Andrew McIntosh, Fixations (Kairos)
One of the great things about the music written by violinist Andrew McIntosh is how different it can be from project to project. His frequent collaborations with Yarn/Wire, for example, take advantage of the ensemble’s versatility, which allows them to tackle disparate programmatic concerns. Knowing McIntosh’ interest in early music and different tuning systems I’m not at all surprised that Fixations, which contains three stunning works for strings, pushes in yet another direction. For me it’s the most gripping and satisfying collection of his music yet. The liner notes consist of a wide-ranging dialogue between him and Cassandra Miller—they are clearly kindred spirits even if their music rarely sounds similar. I adore the opening piece “424.6,” performed by Aperture Duo—violinist Adrianne Pope and violist Linnea Powell, his ensemble mates in Wild Up—which is discussed in the composer discussion as music that feels still and in motion at once through the layered arrangements, awash in gorgeous harmony and marked by a gritty tactility. The other two pieces are for larger ensembles, but convey a similar intimacy through stately melodies that draw openly from centuries-old traditions.
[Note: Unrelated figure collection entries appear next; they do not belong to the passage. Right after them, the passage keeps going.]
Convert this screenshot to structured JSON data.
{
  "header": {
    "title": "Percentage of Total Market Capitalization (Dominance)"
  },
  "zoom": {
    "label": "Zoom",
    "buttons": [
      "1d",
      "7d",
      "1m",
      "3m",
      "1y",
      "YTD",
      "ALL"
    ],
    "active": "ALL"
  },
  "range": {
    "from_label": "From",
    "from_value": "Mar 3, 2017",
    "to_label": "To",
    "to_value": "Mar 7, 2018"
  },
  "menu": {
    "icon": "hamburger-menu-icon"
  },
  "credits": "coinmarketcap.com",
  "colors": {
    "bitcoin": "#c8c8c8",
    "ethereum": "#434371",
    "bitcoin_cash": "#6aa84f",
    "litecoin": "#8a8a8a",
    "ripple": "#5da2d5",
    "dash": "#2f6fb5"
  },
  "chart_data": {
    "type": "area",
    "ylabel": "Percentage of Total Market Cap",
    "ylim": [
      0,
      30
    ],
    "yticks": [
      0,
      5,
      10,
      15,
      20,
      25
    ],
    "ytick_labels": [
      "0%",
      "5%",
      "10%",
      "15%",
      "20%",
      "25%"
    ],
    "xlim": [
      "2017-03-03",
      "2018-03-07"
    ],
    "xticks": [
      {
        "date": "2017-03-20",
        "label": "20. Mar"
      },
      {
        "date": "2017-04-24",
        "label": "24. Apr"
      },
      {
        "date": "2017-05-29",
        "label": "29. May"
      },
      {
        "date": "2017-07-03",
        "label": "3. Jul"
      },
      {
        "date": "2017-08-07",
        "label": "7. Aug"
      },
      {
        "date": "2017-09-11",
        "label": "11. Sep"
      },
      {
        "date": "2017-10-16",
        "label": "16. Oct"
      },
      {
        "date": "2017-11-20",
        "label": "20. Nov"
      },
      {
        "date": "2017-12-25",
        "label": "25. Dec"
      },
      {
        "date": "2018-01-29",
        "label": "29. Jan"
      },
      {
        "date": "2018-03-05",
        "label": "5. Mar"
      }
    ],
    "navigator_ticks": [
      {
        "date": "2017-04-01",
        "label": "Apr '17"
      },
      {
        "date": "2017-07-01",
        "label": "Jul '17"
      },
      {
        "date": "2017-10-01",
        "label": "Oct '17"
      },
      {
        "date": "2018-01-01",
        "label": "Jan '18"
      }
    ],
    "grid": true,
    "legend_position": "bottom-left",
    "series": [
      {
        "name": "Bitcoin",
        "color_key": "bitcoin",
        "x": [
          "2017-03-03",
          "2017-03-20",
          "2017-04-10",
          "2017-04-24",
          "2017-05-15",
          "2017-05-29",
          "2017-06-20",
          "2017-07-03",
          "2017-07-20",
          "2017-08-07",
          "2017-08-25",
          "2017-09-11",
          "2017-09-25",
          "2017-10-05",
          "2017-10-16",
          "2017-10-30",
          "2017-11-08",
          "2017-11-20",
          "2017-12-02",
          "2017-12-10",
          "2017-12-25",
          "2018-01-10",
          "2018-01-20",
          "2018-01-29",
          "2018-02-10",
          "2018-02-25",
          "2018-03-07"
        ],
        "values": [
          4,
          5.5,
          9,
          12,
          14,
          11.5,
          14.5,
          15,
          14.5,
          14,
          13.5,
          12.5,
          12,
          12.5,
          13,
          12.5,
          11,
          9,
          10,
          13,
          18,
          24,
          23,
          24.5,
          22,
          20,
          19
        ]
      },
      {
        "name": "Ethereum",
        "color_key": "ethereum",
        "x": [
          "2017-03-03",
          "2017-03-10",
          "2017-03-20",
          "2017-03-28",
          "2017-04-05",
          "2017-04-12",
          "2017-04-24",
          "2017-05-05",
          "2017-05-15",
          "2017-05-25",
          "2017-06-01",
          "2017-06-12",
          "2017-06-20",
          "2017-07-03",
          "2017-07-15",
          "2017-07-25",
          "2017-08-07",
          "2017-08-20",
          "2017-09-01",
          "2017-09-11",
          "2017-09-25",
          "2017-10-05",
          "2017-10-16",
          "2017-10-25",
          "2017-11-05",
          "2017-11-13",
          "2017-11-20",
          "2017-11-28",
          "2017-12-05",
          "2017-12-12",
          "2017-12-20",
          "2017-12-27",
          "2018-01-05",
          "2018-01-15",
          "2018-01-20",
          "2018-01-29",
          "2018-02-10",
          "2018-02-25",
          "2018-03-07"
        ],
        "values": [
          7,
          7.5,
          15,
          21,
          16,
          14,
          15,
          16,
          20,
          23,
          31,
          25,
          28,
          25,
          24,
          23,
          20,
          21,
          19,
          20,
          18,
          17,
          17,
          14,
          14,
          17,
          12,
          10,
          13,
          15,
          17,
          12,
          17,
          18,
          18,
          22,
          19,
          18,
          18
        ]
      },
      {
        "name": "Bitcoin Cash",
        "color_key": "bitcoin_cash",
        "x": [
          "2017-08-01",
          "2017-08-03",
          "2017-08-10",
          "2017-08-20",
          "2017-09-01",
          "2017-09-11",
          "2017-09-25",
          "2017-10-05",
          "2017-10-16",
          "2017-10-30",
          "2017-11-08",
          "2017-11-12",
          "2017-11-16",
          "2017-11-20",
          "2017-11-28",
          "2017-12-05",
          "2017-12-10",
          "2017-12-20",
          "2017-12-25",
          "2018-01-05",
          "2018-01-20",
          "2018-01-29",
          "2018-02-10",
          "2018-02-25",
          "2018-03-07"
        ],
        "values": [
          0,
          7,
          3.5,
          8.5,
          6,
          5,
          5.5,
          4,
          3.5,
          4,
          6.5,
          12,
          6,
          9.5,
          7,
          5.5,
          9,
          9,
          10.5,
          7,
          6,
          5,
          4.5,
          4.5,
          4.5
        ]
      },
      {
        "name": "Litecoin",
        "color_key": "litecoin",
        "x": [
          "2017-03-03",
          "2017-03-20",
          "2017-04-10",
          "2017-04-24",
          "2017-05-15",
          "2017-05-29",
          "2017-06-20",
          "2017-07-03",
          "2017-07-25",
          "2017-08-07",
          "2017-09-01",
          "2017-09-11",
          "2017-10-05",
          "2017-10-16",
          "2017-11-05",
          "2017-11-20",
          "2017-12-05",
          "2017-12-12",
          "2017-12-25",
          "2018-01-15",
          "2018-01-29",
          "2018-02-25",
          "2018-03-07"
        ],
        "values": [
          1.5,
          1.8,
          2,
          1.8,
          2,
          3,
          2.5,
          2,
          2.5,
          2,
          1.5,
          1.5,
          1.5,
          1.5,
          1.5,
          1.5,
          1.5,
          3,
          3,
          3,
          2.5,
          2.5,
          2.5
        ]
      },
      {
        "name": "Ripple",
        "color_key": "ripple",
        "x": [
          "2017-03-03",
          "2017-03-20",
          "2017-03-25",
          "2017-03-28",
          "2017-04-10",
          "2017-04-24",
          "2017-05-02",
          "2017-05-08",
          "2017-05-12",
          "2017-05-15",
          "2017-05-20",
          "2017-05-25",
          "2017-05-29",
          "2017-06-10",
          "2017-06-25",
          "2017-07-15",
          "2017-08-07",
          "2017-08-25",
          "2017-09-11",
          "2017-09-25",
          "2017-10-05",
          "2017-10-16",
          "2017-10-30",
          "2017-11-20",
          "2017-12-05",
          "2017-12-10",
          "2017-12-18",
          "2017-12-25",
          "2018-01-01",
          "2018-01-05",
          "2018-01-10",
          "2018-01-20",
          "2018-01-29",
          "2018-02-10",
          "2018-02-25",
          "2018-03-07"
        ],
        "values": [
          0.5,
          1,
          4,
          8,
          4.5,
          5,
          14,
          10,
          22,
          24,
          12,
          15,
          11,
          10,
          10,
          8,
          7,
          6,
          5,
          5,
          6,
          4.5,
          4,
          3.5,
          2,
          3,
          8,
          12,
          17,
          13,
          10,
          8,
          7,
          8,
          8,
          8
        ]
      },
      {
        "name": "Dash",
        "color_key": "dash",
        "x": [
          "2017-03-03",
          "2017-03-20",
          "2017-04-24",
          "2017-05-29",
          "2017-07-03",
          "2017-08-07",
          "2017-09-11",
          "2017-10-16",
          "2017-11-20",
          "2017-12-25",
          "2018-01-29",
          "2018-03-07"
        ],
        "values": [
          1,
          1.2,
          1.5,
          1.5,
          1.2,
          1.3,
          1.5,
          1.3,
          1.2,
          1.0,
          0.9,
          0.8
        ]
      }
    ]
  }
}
Michael Hurley, Broken Homes and Gardens (No Quarter)
Although he had a full life, pursuing his varied interests right up to his death at 83, it’s still hard to imagine a world without Michael Hurley, a bona fide artist and dyed-in-the-wool musicker who never had time for playing the game or staying in his lane. His broad sensibility was about homemade music, and, like few before him or since, he personified all that was good about American music. He was the real folk music. His final album reinforces how timeless and out-of-time he remained until the end, and the opening track “Junebug” ranks among his best tunes in my book, revealing his undiminished wit and spark. What a parting gift.